Welsh Government sets out plans to increase tree planting targets

In a recent written statement by Lee Waters MS, Deputy Minister for Climate Change, it was revealed that Welsh Government is planning to increase tree planting targets to 5,000 hectares per year. Welsh Government's previous targets were 2,000 hectares per year, rising to 4,000ha as soon as possible.

According to the Minister, Wales needs to plant 180,000 hectares by 2050 in line with the recommendations of the Committee on Climate Change (CCC). Last year only 290ha of woodland was planted in Wales. The Deputy Minister called this a ‘call to arms’ in order to meet climate change commitments, as well as provide a wide range of other benefits to Wales.

A Trees Task Force has also found that “current Welsh Government funding for tree planting has been too inconsistent and difficult to access. While it is important to ensure that new woodland is planted in the right places and in the right way, the process for doing this is too slow and bureaucratic”

Welsh Government believes that these revised targets will be met by communities, farmers and other landowners across Wales, as opposed to new woodland planted by the Welsh Government.

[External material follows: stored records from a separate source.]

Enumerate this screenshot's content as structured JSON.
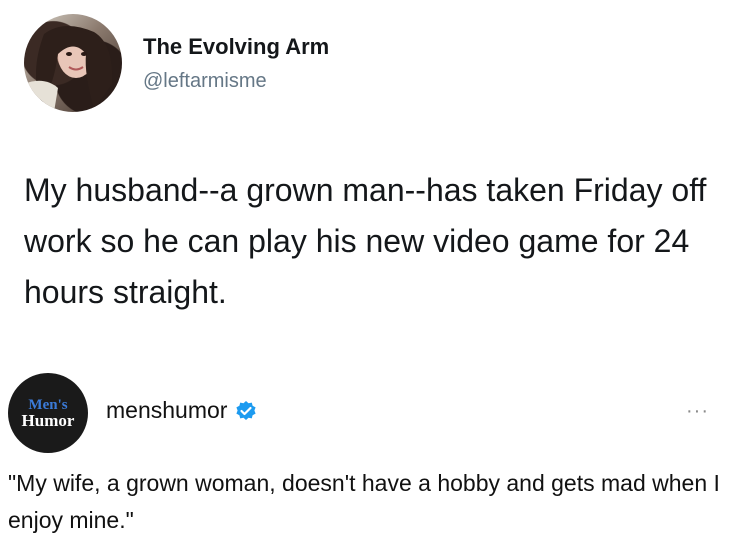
{
  "tweet": {
    "author_name": "The Evolving Arm",
    "author_handle": "@leftarmisme",
    "text": "My husband--a grown man--has taken Friday off work so he can play his new video game for 24 hours straight."
  },
  "reply": {
    "avatar_logo_top": "Men's",
    "avatar_logo_bottom": "Humor",
    "username": "menshumor",
    "verified_icon": "verified-badge-icon",
    "more_icon": "more-options-icon",
    "more_glyph": "···",
    "text": "\"My wife, a grown woman, doesn't have a hobby and gets mad when I enjoy mine.\""
  },
  "colors": {
    "handle": "#657786",
    "verified": "#1d9bf0",
    "avatar_bg": "#1a1a1a"
  }
}
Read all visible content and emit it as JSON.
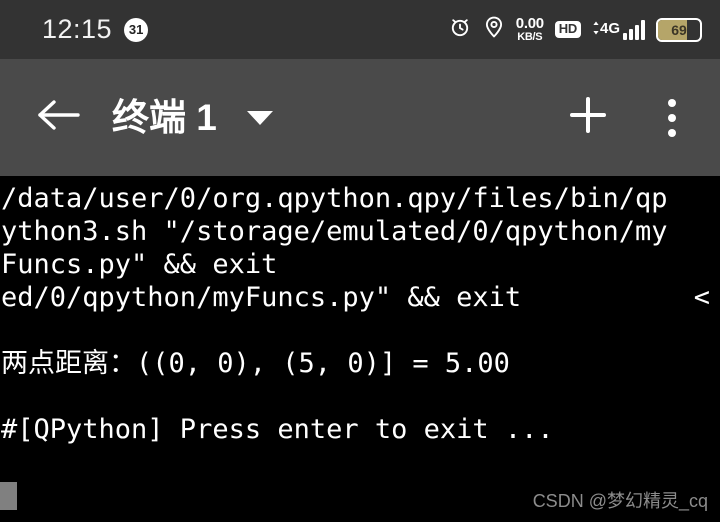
{
  "status_bar": {
    "clock": "12:15",
    "notification_count": "31",
    "alarm_icon": "alarm-clock-icon",
    "location_icon": "location-pin-icon",
    "network_speed_value": "0.00",
    "network_speed_unit": "KB/S",
    "hd_label": "HD",
    "network_type": "4G",
    "signal_bars": 4,
    "battery_level": "69",
    "battery_percent": 69,
    "battery_color": "#b5a569",
    "background_color": "#333333"
  },
  "app_bar": {
    "back_icon": "back-arrow-icon",
    "title": "终端 1",
    "dropdown_icon": "chevron-down-icon",
    "add_icon": "plus-icon",
    "overflow_icon": "more-vertical-icon",
    "background_color": "#4a4a4a"
  },
  "terminal": {
    "background_color": "#000000",
    "text_color": "#ffffff",
    "cursor_color": "#808080",
    "lines": [
      {
        "text": "/data/user/0/org.qpython.qpy/files/bin/qp",
        "tail": ""
      },
      {
        "text": "ython3.sh \"/storage/emulated/0/qpython/my",
        "tail": ""
      },
      {
        "text": "Funcs.py\" && exit",
        "tail": ""
      },
      {
        "text": "ed/0/qpython/myFuncs.py\" && exit",
        "tail": "<"
      },
      {
        "text": "",
        "tail": ""
      },
      {
        "text": "两点距离：((0, 0), (5, 0)] = 5.00",
        "tail": ""
      },
      {
        "text": "",
        "tail": ""
      },
      {
        "text": "#[QPython] Press enter to exit ...",
        "tail": ""
      }
    ]
  },
  "watermark": {
    "text": "CSDN @梦幻精灵_cq"
  }
}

Over the next two years, the Minister has committed £17 million to new windows of the Glastir Woodland Creation scheme, and a new Woodland for Wales Action Plan will be launched later this year.

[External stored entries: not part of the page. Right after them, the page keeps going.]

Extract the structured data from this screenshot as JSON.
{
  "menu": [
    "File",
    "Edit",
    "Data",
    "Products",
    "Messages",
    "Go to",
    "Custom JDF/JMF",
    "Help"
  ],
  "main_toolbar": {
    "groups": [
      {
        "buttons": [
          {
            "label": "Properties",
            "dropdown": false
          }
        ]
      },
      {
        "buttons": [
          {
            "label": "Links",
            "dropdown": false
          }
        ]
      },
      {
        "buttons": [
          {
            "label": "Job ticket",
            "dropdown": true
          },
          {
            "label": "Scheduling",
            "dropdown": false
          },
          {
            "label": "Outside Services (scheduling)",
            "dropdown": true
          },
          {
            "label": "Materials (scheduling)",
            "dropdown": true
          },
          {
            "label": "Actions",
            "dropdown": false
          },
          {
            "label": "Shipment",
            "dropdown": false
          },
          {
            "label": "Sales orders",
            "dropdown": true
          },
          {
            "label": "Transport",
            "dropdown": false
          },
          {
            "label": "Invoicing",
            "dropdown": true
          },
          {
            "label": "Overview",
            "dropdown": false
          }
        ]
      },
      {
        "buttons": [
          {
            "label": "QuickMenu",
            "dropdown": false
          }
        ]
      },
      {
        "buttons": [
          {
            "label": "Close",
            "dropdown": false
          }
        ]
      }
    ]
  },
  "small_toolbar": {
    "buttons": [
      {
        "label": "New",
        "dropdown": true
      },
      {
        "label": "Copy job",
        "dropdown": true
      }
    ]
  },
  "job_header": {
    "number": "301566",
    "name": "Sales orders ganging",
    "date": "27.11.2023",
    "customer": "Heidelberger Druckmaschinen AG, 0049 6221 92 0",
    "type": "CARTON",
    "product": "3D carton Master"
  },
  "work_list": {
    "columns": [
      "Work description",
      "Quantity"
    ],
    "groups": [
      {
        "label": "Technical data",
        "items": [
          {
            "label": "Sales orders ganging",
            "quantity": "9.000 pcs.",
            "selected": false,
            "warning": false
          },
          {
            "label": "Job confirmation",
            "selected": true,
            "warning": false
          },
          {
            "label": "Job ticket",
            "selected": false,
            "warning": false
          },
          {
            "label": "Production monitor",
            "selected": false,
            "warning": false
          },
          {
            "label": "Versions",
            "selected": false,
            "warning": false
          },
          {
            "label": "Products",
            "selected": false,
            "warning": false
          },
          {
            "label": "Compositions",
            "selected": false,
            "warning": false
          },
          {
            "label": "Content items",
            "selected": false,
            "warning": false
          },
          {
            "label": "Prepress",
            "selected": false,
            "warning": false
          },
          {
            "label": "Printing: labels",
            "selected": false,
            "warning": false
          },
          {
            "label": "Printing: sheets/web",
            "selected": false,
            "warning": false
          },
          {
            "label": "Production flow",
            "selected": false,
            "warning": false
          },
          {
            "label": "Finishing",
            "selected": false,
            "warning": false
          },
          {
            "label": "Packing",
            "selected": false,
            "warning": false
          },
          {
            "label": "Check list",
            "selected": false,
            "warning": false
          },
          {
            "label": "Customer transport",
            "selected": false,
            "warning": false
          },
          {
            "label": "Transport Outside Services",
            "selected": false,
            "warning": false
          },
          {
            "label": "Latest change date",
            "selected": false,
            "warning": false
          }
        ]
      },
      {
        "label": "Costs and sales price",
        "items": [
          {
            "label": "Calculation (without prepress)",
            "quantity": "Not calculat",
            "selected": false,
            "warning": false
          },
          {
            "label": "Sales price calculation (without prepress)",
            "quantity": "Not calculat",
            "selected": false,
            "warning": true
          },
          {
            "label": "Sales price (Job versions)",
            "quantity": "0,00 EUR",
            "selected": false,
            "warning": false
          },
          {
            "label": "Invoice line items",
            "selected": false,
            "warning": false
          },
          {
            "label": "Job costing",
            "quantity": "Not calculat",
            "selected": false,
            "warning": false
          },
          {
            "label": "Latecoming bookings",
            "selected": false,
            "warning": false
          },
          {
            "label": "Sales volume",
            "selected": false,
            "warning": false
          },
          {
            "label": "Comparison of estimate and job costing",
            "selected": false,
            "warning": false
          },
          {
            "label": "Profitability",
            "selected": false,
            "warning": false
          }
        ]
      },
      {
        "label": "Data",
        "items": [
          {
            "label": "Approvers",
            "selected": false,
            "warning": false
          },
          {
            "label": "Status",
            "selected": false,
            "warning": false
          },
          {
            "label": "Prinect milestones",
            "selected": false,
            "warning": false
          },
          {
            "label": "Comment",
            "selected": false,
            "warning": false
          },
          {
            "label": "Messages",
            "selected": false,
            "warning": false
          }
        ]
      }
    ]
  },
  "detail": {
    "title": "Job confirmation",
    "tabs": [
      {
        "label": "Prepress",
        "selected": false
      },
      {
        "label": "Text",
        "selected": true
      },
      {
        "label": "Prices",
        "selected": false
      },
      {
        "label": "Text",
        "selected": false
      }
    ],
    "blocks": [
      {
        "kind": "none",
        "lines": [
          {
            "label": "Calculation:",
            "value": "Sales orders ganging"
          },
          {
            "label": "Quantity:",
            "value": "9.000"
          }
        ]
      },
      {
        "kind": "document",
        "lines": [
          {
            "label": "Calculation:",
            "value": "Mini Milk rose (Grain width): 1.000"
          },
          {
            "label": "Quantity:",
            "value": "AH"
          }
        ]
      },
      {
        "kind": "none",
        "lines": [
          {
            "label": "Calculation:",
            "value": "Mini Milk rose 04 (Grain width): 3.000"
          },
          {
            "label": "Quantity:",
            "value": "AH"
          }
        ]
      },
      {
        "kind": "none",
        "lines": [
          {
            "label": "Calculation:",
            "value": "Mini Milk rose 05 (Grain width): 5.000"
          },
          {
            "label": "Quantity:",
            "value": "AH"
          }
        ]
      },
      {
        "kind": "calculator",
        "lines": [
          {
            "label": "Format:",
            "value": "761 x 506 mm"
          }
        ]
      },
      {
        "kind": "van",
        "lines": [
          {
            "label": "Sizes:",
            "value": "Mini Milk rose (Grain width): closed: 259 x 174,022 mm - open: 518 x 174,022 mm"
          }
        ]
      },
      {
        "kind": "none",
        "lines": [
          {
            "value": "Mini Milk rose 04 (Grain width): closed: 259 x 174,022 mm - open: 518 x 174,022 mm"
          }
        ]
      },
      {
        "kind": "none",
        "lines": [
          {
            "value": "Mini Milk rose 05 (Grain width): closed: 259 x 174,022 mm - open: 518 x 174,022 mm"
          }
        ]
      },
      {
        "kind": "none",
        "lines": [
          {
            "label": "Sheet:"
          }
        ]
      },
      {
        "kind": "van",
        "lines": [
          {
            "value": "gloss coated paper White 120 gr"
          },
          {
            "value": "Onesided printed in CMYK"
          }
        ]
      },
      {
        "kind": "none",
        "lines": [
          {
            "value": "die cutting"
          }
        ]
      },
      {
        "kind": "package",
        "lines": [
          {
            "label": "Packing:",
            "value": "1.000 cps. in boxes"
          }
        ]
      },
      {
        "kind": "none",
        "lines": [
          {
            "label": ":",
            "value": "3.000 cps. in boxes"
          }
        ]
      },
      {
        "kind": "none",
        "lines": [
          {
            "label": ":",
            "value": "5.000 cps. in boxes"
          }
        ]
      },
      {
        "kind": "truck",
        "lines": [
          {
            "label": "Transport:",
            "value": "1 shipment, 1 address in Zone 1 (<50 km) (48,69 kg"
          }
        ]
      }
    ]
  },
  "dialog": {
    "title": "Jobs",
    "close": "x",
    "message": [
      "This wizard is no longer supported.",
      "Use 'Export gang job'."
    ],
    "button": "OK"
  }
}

Although Welsh Government does not intend to plant “land most productive for farmers,” the definition of ‘most productive’ will be a concern for many, given the huge proportion of Welsh farms that are entirely categorised as Severely Disadvantaged Areas (SDA).

The dangers of inappropriate afforestation to the rural economy, employment and society are clear based on past experience and current evidence: The economic value (GVA) of forestry and logging is around £70/hectare for all Welsh woodland compared with around £210/hectare for all Welsh farmland, while a square mile of farmland employs around five times more people than the equivalent area of woodland.

Given that the overwhelming majority of employment and economic activity relating to forestry and logging in Wales occurs in the coniferous forestry plantations that make up half of Wales’ woodland, and that the economic and employment value of deciduous woodland per hectare is currently miniscule, the dangers of misguided policies that replace large areas of viable farmland with woodland are clear.

Similarly, many fear that private sector investment coupled with payments for carbon and Welsh Government incentives will lead to changes in landownership and a redirection of money to big business and landowning charities based outside Wales.

The FUW highlighted such dangers in its 2021 Senedd Manifesto, making clear that while members fully support planting ‘the right tree in the right place’, afforestation should not be seen by Government as a silver bullet for mitigating climate change, and inappropriate planting will have catastrophic consequences for the habitats, species, rural businesses, communities and the economy.